Ne pas être seulement un magasin, mais un magasin qui règle des problèmes.
Il faut plus qu’un linéaire en ligne. Quels sont les problèmes qui restent à régler aujourd’hui, auxquels un WeGame pourrait s’attaquer avec un avantage concurrentiel décisif face à Steam ? Il est tentant de regarder du côté des synergies possibles avec ses autres activités (notamment un réseau social multi-plateforme, WeChat, souvent qualifié de « Facebook chinois », et une messagerie instantanée, Tencent QQ ; mais aussi de la distribution musicale et de la production de films). Mais est-ce que l’avenir est vraiment à l’intégration tous azimuts, à une plateforme qui mêlerait jeux, streaming, réseaux sociaux ou par exemple retransmission d’événements e-sportifs ?

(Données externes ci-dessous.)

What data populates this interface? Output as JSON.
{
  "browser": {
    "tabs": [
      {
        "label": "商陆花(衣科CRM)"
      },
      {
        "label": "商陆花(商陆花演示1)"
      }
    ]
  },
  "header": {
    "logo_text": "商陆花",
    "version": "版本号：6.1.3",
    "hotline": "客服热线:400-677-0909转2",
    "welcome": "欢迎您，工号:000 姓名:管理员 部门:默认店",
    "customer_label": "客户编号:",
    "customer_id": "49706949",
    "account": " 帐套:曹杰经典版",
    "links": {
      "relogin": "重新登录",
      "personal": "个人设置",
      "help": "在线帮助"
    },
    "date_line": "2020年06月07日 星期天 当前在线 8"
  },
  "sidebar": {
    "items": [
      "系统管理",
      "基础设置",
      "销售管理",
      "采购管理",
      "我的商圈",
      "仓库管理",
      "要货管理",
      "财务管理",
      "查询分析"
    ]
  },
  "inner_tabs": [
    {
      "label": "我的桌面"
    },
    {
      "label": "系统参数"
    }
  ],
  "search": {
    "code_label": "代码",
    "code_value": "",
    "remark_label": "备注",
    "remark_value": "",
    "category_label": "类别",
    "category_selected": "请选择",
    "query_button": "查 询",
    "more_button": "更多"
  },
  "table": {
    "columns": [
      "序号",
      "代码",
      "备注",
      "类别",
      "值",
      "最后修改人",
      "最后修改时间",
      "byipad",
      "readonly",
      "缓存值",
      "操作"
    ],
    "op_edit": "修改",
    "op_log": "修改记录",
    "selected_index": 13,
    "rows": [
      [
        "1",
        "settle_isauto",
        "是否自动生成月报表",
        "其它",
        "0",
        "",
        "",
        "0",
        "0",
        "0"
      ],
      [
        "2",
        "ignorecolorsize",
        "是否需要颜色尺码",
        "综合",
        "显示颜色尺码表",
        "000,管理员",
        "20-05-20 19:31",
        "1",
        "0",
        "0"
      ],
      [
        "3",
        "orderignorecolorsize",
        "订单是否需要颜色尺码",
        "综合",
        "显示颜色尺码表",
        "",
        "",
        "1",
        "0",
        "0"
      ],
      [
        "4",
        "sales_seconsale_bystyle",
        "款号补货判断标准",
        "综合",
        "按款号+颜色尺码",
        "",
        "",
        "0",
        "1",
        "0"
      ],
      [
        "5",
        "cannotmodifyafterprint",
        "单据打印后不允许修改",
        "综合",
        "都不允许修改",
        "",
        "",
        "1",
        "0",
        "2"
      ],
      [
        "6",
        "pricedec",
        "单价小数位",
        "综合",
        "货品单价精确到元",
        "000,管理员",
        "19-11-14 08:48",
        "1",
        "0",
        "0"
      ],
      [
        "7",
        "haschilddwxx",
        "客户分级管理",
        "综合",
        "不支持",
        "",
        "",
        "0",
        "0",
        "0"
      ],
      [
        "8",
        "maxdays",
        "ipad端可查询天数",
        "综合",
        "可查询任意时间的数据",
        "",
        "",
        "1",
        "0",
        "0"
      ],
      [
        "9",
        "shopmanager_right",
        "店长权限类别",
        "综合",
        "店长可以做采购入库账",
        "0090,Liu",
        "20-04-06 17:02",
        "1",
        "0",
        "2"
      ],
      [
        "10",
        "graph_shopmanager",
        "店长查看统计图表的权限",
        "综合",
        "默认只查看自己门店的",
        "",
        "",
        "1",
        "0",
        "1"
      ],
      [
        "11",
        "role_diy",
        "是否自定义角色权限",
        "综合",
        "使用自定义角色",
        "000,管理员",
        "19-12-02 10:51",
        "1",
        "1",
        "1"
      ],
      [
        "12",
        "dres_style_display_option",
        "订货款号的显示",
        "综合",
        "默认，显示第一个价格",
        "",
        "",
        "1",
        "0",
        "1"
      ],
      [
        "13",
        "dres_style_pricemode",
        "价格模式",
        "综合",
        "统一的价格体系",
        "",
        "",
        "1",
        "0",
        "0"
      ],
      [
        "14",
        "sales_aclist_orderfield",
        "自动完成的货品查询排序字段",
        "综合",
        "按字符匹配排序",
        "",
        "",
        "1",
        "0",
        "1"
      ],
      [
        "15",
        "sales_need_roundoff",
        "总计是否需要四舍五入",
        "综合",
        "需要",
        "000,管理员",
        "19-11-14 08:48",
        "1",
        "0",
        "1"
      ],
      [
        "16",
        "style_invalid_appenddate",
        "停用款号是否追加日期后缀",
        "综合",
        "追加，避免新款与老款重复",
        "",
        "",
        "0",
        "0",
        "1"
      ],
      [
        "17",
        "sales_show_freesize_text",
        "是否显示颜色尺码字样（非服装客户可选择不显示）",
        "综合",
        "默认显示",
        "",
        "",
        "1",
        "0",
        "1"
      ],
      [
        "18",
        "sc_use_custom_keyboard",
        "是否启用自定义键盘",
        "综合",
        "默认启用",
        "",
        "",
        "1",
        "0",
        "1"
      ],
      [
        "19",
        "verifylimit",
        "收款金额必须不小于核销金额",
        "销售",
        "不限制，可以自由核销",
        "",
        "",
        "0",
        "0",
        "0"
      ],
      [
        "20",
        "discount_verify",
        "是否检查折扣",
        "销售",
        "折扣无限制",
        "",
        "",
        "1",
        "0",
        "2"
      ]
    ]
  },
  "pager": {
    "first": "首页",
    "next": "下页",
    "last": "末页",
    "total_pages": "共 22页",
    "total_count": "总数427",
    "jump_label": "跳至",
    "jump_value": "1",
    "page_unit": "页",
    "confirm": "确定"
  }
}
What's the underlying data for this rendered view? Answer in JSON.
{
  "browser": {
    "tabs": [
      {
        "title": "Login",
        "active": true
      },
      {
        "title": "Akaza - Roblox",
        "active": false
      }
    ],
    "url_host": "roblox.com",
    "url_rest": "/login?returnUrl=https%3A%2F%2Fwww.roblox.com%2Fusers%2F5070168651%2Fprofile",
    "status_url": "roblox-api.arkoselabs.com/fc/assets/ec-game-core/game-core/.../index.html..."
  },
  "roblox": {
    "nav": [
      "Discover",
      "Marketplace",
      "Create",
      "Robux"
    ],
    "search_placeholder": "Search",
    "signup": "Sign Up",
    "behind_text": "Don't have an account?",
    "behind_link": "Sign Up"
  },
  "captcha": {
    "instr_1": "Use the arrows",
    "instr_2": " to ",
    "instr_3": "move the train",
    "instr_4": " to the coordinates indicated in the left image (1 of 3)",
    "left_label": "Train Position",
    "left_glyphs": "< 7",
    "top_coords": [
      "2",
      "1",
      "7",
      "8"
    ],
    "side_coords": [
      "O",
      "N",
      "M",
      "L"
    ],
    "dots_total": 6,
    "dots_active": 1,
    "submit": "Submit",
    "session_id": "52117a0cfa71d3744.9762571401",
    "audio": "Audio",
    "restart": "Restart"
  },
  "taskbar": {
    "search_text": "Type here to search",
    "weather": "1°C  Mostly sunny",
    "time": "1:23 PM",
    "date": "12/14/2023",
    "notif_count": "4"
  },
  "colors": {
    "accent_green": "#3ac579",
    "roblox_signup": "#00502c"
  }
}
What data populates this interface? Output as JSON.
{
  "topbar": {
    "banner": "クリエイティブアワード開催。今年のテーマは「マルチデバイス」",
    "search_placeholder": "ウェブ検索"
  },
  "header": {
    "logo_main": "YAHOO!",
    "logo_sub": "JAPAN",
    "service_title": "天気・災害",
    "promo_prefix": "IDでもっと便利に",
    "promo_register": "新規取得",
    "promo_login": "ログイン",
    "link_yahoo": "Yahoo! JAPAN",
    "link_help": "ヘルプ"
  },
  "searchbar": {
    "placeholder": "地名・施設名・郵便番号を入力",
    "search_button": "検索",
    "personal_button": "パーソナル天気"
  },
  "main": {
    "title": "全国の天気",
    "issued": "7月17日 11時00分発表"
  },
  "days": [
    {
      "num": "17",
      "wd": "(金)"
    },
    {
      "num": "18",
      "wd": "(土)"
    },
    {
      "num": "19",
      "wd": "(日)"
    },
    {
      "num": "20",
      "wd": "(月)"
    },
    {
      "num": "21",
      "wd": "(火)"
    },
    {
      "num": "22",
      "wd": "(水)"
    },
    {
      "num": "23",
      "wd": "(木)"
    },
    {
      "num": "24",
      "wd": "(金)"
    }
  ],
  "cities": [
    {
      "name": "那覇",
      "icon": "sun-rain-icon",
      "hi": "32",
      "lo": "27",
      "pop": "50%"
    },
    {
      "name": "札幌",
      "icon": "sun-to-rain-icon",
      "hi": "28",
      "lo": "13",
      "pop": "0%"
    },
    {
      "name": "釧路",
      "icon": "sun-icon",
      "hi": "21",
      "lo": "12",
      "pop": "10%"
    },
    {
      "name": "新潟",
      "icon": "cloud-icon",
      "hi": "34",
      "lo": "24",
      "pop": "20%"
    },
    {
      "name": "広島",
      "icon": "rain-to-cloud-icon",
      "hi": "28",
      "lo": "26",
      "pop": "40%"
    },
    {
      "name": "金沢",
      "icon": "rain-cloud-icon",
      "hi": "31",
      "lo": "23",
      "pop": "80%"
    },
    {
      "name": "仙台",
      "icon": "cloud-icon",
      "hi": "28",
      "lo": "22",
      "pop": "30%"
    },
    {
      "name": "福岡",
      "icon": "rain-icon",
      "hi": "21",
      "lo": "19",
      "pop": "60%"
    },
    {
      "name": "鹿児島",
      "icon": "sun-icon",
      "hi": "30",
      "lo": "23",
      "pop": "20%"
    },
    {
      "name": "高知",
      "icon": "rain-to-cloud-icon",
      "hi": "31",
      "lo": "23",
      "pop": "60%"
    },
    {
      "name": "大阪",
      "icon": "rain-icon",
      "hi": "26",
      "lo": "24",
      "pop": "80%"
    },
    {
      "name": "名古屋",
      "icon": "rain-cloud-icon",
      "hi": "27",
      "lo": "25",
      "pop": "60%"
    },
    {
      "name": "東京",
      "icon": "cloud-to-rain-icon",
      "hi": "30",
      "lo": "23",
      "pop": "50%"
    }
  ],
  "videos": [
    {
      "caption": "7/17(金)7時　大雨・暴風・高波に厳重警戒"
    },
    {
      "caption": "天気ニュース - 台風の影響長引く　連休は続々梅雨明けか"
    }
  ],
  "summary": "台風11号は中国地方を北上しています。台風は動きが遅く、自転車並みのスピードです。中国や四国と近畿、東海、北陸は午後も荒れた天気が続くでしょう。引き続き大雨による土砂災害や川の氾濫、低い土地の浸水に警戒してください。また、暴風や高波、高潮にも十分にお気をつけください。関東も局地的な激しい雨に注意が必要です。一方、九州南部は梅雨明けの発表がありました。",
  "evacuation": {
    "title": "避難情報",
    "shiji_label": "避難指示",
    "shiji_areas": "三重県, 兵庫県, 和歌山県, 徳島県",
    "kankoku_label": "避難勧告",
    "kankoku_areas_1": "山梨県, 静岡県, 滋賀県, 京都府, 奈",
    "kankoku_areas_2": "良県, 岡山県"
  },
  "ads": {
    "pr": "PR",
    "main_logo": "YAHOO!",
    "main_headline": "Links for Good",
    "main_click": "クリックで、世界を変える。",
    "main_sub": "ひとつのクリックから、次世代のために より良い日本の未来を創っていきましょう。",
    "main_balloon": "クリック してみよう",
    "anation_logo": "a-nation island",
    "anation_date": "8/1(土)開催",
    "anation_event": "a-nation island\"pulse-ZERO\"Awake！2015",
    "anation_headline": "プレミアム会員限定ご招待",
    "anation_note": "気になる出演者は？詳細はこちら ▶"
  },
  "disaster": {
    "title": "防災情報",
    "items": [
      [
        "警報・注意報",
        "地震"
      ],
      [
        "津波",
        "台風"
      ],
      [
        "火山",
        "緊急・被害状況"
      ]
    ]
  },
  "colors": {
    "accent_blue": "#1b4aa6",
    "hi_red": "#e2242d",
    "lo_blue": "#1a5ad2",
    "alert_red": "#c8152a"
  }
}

WeGame se heurterait tôt ou tard à des acteurs autrement musclés que Valve. En première ligne, Facebook, qui a indiqué mi-avril lors de la conférence F8 qu’il réunissait 800 millions de joueurs actifs par mois sur ses différentes plateformes et comptait accélérer l’intégration de la réalité virtuelle (Mark s’est offert Oculus, rappelez-vous). N’oublions pas Amazon : en plus de détenir l’infrastructure de référence pour l’hébergement des jeux online (AWS), d’avoir acheté un moteur 3D à Crytek pour le distribuer gratuitement, la boîte à Bezos est en train de transformer Twitch en une sorte de magasin de jeux vidéo pour impulsifs.
Alors, même en comptant sur des centaines de millions de joueurs chinois, WeGame n’est probablement pas près de nous faire abandonner Steam. À première vue, l’engin de Tencent ressemble plus à une muraille qu’à un bélier : il s’agirait plutôt de consolider son marché et de résister à son infiltration par les grands acteurs de l’Internet occidentaux. Et ce serait déjà un gros succès.